- First baseman
- Born: January 6, 1985 (age 41) Chitré, Herrera Province, Panama
- Bats: LeftThrows: Left
- Stats at Baseball Reference

= Manuel Rodríguez (first baseman) =

Panamanian baseball player (born 1985)

Manuel O. Rodríguez (born January 6, 1985) is a Panamanian former professional baseball player. He was on Panama's roster for the 2006 World Baseball Classic. He played in the Atlanta Braves and Toronto Blue Jays farm systems from 2004 to 2009.

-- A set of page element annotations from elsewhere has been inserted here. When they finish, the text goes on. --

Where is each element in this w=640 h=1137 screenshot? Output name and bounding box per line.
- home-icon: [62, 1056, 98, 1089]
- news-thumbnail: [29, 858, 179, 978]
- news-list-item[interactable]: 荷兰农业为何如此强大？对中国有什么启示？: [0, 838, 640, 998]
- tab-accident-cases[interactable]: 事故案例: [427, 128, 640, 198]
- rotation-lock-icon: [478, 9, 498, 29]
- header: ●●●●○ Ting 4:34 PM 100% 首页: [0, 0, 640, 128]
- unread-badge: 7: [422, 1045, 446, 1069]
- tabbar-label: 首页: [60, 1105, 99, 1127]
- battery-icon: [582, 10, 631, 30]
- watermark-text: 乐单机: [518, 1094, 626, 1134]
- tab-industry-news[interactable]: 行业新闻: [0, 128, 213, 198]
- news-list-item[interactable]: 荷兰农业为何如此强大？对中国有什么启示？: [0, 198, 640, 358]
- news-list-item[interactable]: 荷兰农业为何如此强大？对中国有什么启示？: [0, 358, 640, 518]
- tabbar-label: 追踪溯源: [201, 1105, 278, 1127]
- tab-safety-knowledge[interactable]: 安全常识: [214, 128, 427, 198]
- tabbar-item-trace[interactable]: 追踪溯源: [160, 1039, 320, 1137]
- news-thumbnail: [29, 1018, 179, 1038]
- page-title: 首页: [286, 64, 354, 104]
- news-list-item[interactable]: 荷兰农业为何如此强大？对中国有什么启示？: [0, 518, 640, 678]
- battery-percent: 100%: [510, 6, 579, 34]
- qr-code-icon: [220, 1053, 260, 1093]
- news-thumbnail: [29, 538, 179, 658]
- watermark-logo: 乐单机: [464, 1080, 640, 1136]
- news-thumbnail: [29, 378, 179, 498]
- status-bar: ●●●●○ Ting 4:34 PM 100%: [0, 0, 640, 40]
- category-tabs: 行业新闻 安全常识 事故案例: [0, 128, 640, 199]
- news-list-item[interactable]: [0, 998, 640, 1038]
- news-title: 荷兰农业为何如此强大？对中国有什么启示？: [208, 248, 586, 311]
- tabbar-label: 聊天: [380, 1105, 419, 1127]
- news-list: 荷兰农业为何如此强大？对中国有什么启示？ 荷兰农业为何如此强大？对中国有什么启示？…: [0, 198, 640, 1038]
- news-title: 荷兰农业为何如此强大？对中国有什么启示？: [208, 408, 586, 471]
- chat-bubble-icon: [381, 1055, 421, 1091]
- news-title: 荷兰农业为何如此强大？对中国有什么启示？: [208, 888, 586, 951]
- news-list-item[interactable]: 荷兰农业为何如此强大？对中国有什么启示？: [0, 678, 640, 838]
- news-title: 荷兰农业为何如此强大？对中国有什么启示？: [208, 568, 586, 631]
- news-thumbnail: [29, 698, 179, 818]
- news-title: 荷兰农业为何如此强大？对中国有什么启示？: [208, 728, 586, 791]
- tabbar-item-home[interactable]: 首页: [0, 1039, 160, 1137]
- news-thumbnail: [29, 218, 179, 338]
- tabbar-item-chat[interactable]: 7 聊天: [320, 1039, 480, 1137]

Rodríguez began his professional career in 2002, playing in the Dominican Republic until 2003. In 2004, he played for the GCL Braves, hitting .251 in 179 at-bats. For the Danville Braves in 2005, he hit .300 in 250 at-bats and for the Rome Braves in 2006, he hit .258 in 264 at-bats.

Rodríguez wound up in the Blue Jays farm system in 2007, playing for the Auburn Doubledays. He hit .291 with 10 home runs in 282 at-bats. In 2008, he hit .268 in 395 at-bats with the Lansing Lugnuts. In 2009, he played for the Dunedin Blue Jays and hit .263 with nine home runs in 105 games.

In the 2008 Americas Baseball Cup, Rodríguez hit .286.